Could a Trump Doctrine Repair America’s Middle East Policy? https://mosaicmagazine.com/picks/uncategorized/2017/05/could-a-trump-doctrine-repair-americas-middle-east-policy/

May 23, 2017 | Michael Doran
About the author: Michael Doran is a senior fellow and director of the Center for Peace and Security in the Middle East at Hudson Institute. The author of Ike’s Gamble: America’s Rise to Dominance in the Middle East (2016), he is also a former deputy assistant secretary of defense and a former senior director of the National Security Council. He tweets @doranimated.

Arguing that the past sixteen years of U.S. conduct toward the Middle East have facilitated the dangerous empowerment of Iran to the detriment of America and its allies, Michael Doran hopes that the president’s visit to Saudi Arabia and Israel this week will signal the beginning of a more effective approach to the region:

We still don’t know the full details of Donald Trump’s approach to the Middle East, but his hard-nosed ethos and willingness to question foreign-policy dogmas offer an opportunity, in principle, to dispel several fallacies that led to these strategic blunders. . . .

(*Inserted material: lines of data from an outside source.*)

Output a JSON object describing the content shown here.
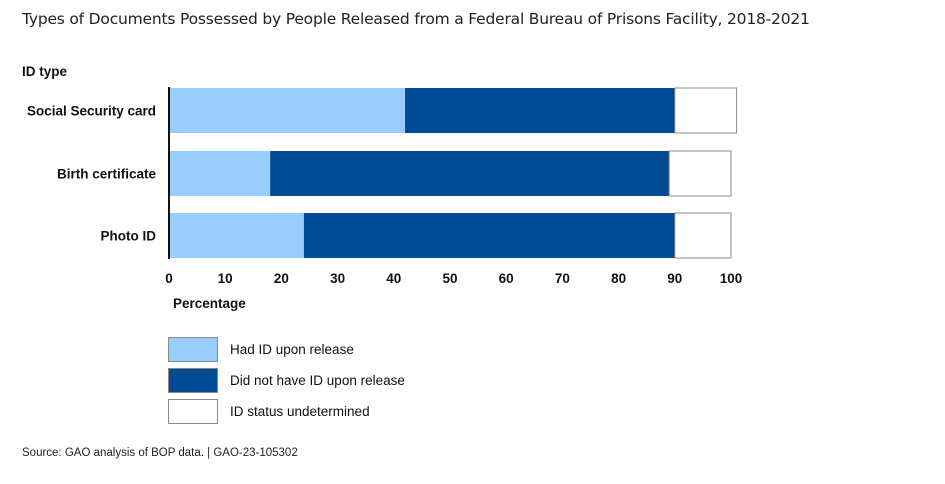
{
  "title": "Types of Documents Possessed by People Released from a Federal Bureau of Prisons Facility, 2018-2021",
  "source": "Source: GAO analysis of BOP data.  |  GAO-23-105302",
  "colors": {
    "had_id": "#99ccff",
    "did_not_have_id": "#004c94",
    "undetermined": "#ffffff"
  },
  "chart_data": {
    "type": "bar",
    "orientation": "horizontal",
    "stacked": true,
    "title": "Types of Documents Possessed by People Released from a Federal Bureau of Prisons Facility, 2018-2021",
    "ylabel": "ID type",
    "xlabel": "Percentage",
    "xlim": [
      0,
      100
    ],
    "xticks": [
      0,
      10,
      20,
      30,
      40,
      50,
      60,
      70,
      80,
      90,
      100
    ],
    "grid": false,
    "legend_position": "bottom-left",
    "categories": [
      "Social Security card",
      "Birth certificate",
      "Photo ID"
    ],
    "series": [
      {
        "name": "Had ID upon release",
        "color": "#99ccff",
        "values": [
          42,
          18,
          24
        ]
      },
      {
        "name": "Did not have ID upon release",
        "color": "#004c94",
        "values": [
          48,
          71,
          66
        ]
      },
      {
        "name": "ID status undetermined",
        "color": "#ffffff",
        "values": [
          11,
          11,
          10
        ]
      }
    ]
  }
}
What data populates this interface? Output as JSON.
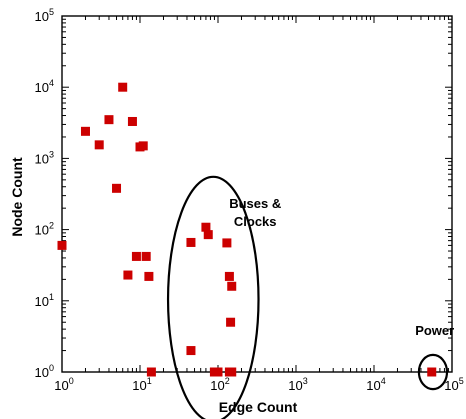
{
  "chart_data": {
    "type": "scatter",
    "xscale": "log",
    "yscale": "log",
    "xlim": [
      1,
      100000
    ],
    "ylim": [
      1,
      100000
    ],
    "xlabel": "Edge Count",
    "ylabel": "Node Count",
    "grid": false,
    "marker_color": "#cc0000",
    "marker_shape": "square",
    "x_ticks": [
      {
        "base": "10",
        "exp": "0"
      },
      {
        "base": "10",
        "exp": "1"
      },
      {
        "base": "10",
        "exp": "2"
      },
      {
        "base": "10",
        "exp": "3"
      },
      {
        "base": "10",
        "exp": "4"
      },
      {
        "base": "10",
        "exp": "5"
      }
    ],
    "y_ticks": [
      {
        "base": "10",
        "exp": "0"
      },
      {
        "base": "10",
        "exp": "1"
      },
      {
        "base": "10",
        "exp": "2"
      },
      {
        "base": "10",
        "exp": "3"
      },
      {
        "base": "10",
        "exp": "4"
      },
      {
        "base": "10",
        "exp": "5"
      }
    ],
    "points": [
      [
        1.0,
        60
      ],
      [
        2.0,
        2400
      ],
      [
        3.0,
        1550
      ],
      [
        4.0,
        3500
      ],
      [
        5.0,
        380
      ],
      [
        6.0,
        10000
      ],
      [
        7.0,
        23
      ],
      [
        8.0,
        3300
      ],
      [
        9.0,
        42
      ],
      [
        10.0,
        1450
      ],
      [
        11.0,
        1500
      ],
      [
        12.0,
        42
      ],
      [
        13.0,
        22
      ],
      [
        14.0,
        1.0
      ],
      [
        45,
        66
      ],
      [
        45,
        2.0
      ],
      [
        70,
        108
      ],
      [
        75,
        85
      ],
      [
        90,
        1.0
      ],
      [
        100,
        1.0
      ],
      [
        130,
        65
      ],
      [
        140,
        22
      ],
      [
        150,
        16
      ],
      [
        145,
        5.0
      ],
      [
        140,
        1.0
      ],
      [
        150,
        1.0
      ],
      [
        55000,
        1.0
      ]
    ],
    "annotations": [
      {
        "lines": [
          "Buses &",
          "Clocks"
        ],
        "x": 300,
        "y": 200,
        "ellipse": {
          "cx": 87,
          "cy": 10.5,
          "rx_decades": 0.58,
          "ry_decades": 1.72
        }
      },
      {
        "lines": [
          "Power"
        ],
        "x": 60000,
        "y": 3.3,
        "ellipse": {
          "cx": 57000,
          "cy": 1.0,
          "rx_decades": 0.18,
          "ry_decades": 0.24
        }
      }
    ]
  }
}
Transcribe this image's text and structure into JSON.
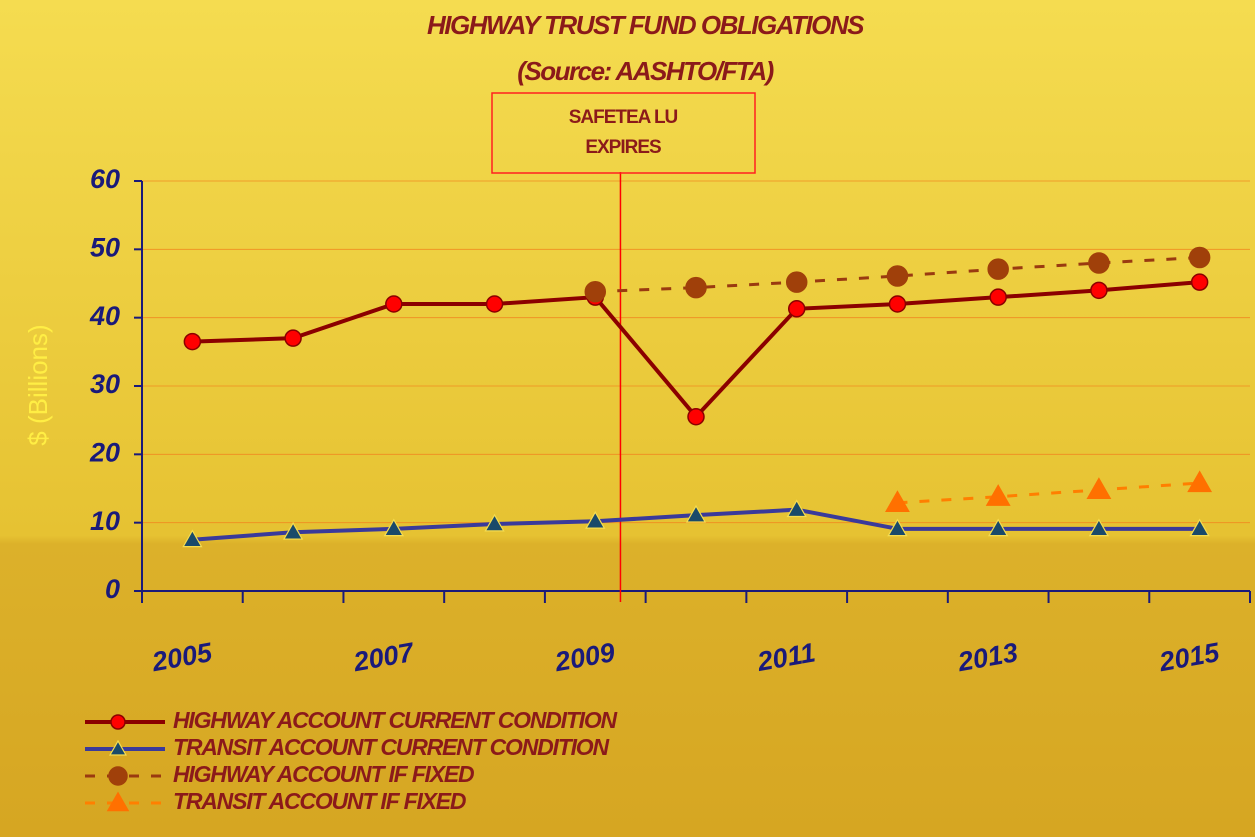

[I]t is false that our support for our longtime friends is a cause of instability, and that by distancing ourselves from them while reaching out to our enemies we can make the world a safer place. (It’s an even worse fallacy to imagine that we can create a Middle East without enemies.) And it’s just as wrong to assume we can cleverly pull Russia away from Iran in Syria. The tensions between them are insignificant compared with their shared interest in propping up the Bashar al-Assad regime and eroding American influence.

[Further], the Palestinian-Israeli conflict is not the center of gravity in the Middle East, nor is it ripe for solution. President Obama, like President Bush before him, put a lot of effort into resolving the Israel-Palestinian conflict—a worthy but useless undertaking that diverted them further from addressing Iran’s regional ascent and, later, Russia’s. . . .

But recognizing mistakes is just the first step. The next requires rejecting the temptation, to which President Obama succumbed, of defining the defeat of Islamic State as the pre-eminent strategic goal. If President Trump destroys the group, but fails at the same time to build a stabilizing regional coalition, his victory will be very short-lived. The next Islamic State will rise from the rubble, and Russia and Iran will exploit the ensuing chaos.